Dans la région, les chalutiers chinois ont conclu des accords de pêche à long terme, mais ils ne sont généralement pas tenus responsables pour les activités illégales parce qu’il existe peu de capacité de mise en application du droit maritime dans de nombreuses zones, selon le Dr Felbab-Brown.
La corruption et la nature non publique de ces accords laissent « une capacité minimale pour que les communautés locales puissent comprendre » ces accords de pêche étrangers, ajoute-t-elle.
Sarah Glaser, directrice principale du devenir des océans de WWF, a déclaré pendant le webinaire que certains accords de pêche chinois en Afrique de l’Ouest seront valides pendant 90 ans.
Les Dr Felbab-Brown et Glaser ont lié la pêche INN à la piraterie et d’autres crimes maritimes.

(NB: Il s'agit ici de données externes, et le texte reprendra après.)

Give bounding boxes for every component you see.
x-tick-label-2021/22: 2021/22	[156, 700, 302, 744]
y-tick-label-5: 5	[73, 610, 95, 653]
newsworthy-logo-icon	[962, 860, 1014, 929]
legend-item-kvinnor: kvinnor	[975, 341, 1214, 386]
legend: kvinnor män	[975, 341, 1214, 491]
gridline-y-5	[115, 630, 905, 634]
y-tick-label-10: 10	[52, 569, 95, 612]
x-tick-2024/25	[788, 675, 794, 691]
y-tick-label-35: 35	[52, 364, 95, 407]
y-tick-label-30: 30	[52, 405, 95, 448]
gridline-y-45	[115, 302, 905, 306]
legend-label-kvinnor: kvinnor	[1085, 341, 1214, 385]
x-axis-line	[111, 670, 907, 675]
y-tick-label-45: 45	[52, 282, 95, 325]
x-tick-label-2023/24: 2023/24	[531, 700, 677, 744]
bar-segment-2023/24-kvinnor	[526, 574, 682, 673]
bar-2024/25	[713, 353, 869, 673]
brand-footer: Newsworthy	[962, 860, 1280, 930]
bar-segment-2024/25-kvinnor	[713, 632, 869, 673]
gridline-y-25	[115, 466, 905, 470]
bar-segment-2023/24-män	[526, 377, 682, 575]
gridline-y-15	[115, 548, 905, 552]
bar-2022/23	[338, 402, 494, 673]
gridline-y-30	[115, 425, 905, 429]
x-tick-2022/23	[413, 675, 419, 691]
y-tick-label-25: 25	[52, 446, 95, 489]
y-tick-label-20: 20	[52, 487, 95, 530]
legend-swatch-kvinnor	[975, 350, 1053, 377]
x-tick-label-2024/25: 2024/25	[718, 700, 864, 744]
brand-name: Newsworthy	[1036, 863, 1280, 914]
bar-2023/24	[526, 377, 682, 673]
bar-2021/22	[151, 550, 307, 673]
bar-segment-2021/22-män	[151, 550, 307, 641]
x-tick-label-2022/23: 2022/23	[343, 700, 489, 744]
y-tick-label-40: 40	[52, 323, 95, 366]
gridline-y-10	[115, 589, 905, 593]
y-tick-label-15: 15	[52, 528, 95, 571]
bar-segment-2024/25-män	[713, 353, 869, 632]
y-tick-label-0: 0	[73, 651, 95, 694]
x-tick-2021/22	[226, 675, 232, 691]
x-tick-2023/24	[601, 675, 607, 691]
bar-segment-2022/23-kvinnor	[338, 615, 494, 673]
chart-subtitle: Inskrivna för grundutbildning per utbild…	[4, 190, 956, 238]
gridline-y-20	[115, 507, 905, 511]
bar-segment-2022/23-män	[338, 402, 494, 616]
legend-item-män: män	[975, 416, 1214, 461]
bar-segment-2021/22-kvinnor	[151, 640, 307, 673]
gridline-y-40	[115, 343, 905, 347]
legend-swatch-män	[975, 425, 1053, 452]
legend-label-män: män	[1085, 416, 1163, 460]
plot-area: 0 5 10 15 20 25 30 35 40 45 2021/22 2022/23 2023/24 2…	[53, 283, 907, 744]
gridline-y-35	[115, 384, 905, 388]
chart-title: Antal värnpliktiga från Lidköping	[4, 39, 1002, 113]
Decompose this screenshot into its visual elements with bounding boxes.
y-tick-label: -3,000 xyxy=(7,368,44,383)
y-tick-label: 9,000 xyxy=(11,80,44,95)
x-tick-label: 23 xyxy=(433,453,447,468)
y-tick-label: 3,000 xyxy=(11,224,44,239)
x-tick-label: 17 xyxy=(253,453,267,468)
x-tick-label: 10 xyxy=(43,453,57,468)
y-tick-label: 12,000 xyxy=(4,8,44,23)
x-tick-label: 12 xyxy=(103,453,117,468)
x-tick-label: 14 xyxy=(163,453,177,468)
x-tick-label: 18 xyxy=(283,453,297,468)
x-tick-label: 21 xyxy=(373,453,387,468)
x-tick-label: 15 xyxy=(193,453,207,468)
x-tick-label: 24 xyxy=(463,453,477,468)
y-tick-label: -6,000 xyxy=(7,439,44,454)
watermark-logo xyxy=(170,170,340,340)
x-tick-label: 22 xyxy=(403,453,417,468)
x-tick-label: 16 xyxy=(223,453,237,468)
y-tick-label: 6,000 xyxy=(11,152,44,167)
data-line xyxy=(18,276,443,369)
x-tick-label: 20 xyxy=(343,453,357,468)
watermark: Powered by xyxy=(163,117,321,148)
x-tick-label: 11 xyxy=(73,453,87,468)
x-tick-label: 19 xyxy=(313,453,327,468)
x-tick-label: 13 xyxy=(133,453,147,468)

Bien que le nombre d’incidents de piraterie en Afrique de l’Ouest soit resté faible en 2023, le golfe de Guinée a toujours enregistré trois des quatre détournements signalés sur la planète, et tous les quatorze membres d’équipage qui ont été enlevés l’an dernier, selon le Centre de documentation sur la piraterie du Bureau maritime international – Chambre de commerce internationale.
Il est probable que la pêche illégale sera exacerbée par les changements de température des océans, qui pourraient forcer le poisson à migrer irrégulièrement, déclare le Dr Glaser.
« Vous allez avoir des conflits dus au poisson en tant que ressource en baisse ». Cette concurrence pourrait forcer « les pêcheurs à se déplacer du pays A au pays B » à la recherche de nourriture.
Le Dr Felbab-Brown avertit que le manque de poisson pourrait persuader les pêcheurs traditionnels à chercher un emploi illicite, par exemple la contrebande des stupéfiants.
« Les océans sont intrinsèquement liés à ce qui se passe sur la terre, dit-elle. De façon importante, les océans sont une énorme source de sécurité alimentaire, une source cruciale de protéines. La perte de la sécurité alimentaire peut conduire à toute une gamme de conflits. »
Elle affirme qu’une « approche pangouvernementale » pour combattre la pêche illégale « devrait faire face aux groupes criminels organisés ».
Plusieurs experts sont d’accord que la région nécessite une plus grande collaboration et coopération, et une amélioration de la législation, des opérations et de la formation, pour combattre la pêche illégale.